Lettere al Direttore Il Foglio 20.6.2015

Sospetti maliziosi sulla svolta ecologica del Vaticano. Cdp e metodo Renzi

1-Al direttore - Dalle foto diffuse in rete sembrerebbe che l’enciclica

ecologista sia stampata su carta: possibile?

Enrico Cavallini

E per non parlare delle copie mandate al macero per qualche errore che non ci doveva essere e che invece c’è stato. Ops.

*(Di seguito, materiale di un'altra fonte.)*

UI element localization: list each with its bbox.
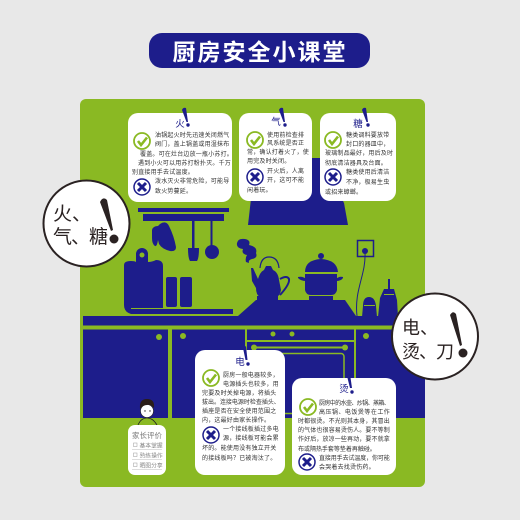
jars [166,277,192,307]
text: fire advice: 油锅起火时先迅速关闭燃气 [155,131,229,139]
text: sugar advice [325,131,393,196]
icon: check [247,132,263,148]
icon: cross [299,454,315,470]
text: electricity advice [202,371,280,462]
stove top [238,300,356,316]
heading: fire: 火 [175,119,185,130]
text: burns advice: 高压锅、电饭煲等在工作 [319,408,390,416]
text: burns advice: 时都很烫。不光则其本身，其冒出 [298,417,390,425]
callout: electricity, burns, knives [392,294,478,380]
text: electricity advice: 源，接线板可能会累 [223,434,279,442]
heading: sugar: 糖 [353,118,363,130]
text: fire advice: 别直接用手去试温度。 [132,168,194,176]
text: burns advice: 布或隔热手套等垫着再触碰。 [298,445,376,453]
panel: green kitchen background [80,99,425,487]
rating options: 熟练操作 [140,452,163,460]
text: burns advice: 的气体也很容易烫伤人。要不等制 [298,426,390,434]
text: burns advice: 作好后，放凉一些再动，要不就拿 [298,435,390,443]
rating options: 基本掌握 [140,442,163,450]
exclamation mark [182,108,190,127]
text: fire advice: 遇到小火可以用苏打粉扑灭。千万 [138,159,231,167]
icon: cross [325,169,341,185]
pot [298,253,343,301]
text: electricity advice: 完要及时关掉电源，将插头 [202,389,276,397]
text: fire advice: 阀门，盖上锅盖或用湿抹布 [155,140,229,148]
callout: electricity, burns, knives: 烫、刀 [402,342,453,362]
text: gas advice: 常，确认打着火了，使 [247,148,309,156]
text: gas advice: 用完及时关闭。 [247,157,290,165]
text: fire advice: 泼水灭火非常危险，可能导 [155,177,229,185]
exclamation mark [243,346,250,366]
icon: ladle [205,221,219,259]
range hood [248,158,348,225]
pepper shaker and bottle [362,279,398,317]
callout: electricity, burns, knives: 电、 [402,318,438,338]
parent rating card: 家长评价 [132,430,162,440]
text: burns advice [298,399,390,471]
kettle with steam [237,239,289,301]
text: sugar advice: 糖类调料要放带 [346,131,389,139]
text: sugar advice: 糖类使用后清洁 [346,168,389,176]
shelf [131,309,233,314]
text: fire advice [132,131,233,195]
icon: cross [247,169,263,185]
icon: oven mitt [152,222,176,251]
parent rating card [128,425,166,475]
socket and cord [357,240,374,316]
counter and cabinets [83,316,425,418]
rating options [134,442,163,470]
card: burns [292,374,396,475]
text: gas advice: 闲着玩。 [247,186,272,194]
text: fire advice: 覆盖。可在灶台边放一瓶小苏打。 [140,150,233,158]
callout: fire, gas, sugar: 气、糖 [53,226,108,248]
text: electricity advice: 坏的。能使用没有独立开关 [202,444,276,452]
icon: spatula [188,221,199,261]
icon: cross [134,179,150,195]
icon: check [203,370,219,386]
text: electricity advice: 插座是否在安全使用范围之 [202,407,276,415]
text: fire advice: 致火势蔓延。 [155,187,192,195]
exclamation mark [362,108,370,127]
text: burns advice: 直接用手去试温度，你可能 [319,454,390,462]
callout: fire, gas, sugar: 火、 [53,204,91,225]
oven window [258,354,344,414]
heading: gas: 气 [271,116,281,128]
text: burns advice: 会哭着去找烫伤药。 [319,463,375,471]
text: sugar advice: 玻璃制品最好，用后及时 [325,149,393,157]
text: gas advice: 风系统是否正 [267,139,304,147]
exclamation mark [279,108,287,127]
text: gas advice: 开火后，人离 [267,167,304,175]
text: electricity advice: 一个接线板插过多电 [223,425,279,433]
exclamation mark [347,374,354,394]
heading: electricity: 电 [235,356,245,368]
icon: check [134,133,150,149]
rating options: 晒图分享 [140,462,163,470]
callout: fire, gas, sugar [44,180,130,266]
text: electricity advice: 电源插头也较多，用 [223,380,279,388]
card: electricity [195,346,285,475]
text: sugar advice: 封口的器皿中， [346,140,389,148]
card: sugar [320,108,396,201]
title [149,33,370,68]
oven controls [247,332,354,350]
title: 厨房安全小课堂 [172,39,348,65]
text: gas advice: 开，这可不能 [267,176,304,184]
text: electricity advice: 的接线板吗？已被淘汰了。 [202,454,276,462]
parent avatar [138,399,157,425]
text: electricity advice: 厨房一般电器较多， [223,371,279,379]
card: fire [128,108,233,202]
text: gas advice: 使用前检查排 [267,131,304,139]
cutting board [124,248,163,314]
text: electricity advice: 内，这最好由家长操作。 [202,416,270,424]
text: burns advice: 厨房中的水壶、炒锅、蒸箱、 [319,399,390,407]
icon: check [300,399,316,415]
text: sugar advice: 彻底清洁器具及台面。 [325,159,387,167]
text: sugar advice: 或招来蟑螂。 [325,188,362,196]
heading: burns: 烫 [339,384,349,395]
icon: check [325,132,341,148]
text: sugar advice: 不净，极易生虫 [346,178,389,186]
text: electricity advice: 拔出。连接电源时检查插头、 [202,398,280,406]
icon: cross [203,427,219,443]
text: gas advice [247,131,309,194]
hanging rack with mitt and utensils [138,208,229,261]
card: gas [239,108,312,201]
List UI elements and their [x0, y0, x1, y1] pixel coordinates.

2-Al direttore - Nell’enciclica, il Papa chiede di non usare bicchieri di plastica e constata che “la terra sembra trasformarsi sempre più in un immenso deposito di immondizia”, ragione per cui sarebbe opportuno badare con più attenzione allo smaltimento dei rifiuti. Tutto vero. Io però, che abito a poca distanza dal Vaticano e di cassoni multicolor non ne vedo, suggerirei di iniziare la “svolta ecologica” proprio da lì, visto che lo staterello non fa la raccolta differenziata.

Cesare Prosdocimis

3-Al direttore - Una settimana fa si è concluso a Budapest – quella del muro di Orbán – il congresso del Partito socialista europeo (da adesso, dei socialisti e dei democratici). Qualcuno se ne è accorto? “Per un’Europa più tollerante e più inclusiva”, recita il titolo della risoluzione finale. Per la sua involontaria innocenza, è quasi comico. La verità è che il Pse è ormai soltanto un logo (sia pure con il suo quarto di nobiltà). Produce pure dei buoni documenti, ma che non riescono nemmeno a fare il solletico alla Merkel (che peraltro governa con l’Spd). Si è sentita la sua voce, o si è vista una sua iniziativa, sulla questione dei migranti? Insomma, il Pse somiglia sempre più a un ente inutile. Non dico che va sciolto, ma quanto meno ha bisogno di una bella rinfrescata.

Michele Magno

Il vero problema, il vero tema, è che in Europa l’unico paese nel quale c’è un dibattito forte tra il partito dell’accoglienza totale e il partito dell’accoglienza parziale è l’Italia. Le sinistre, in Europa, da Zapatero a Hollande passando per Valls e prima ancora Blair non hanno mai avuto negli ultimi tempi posizioni così diverse dalle destre. E’ un tema. Ci torneremo.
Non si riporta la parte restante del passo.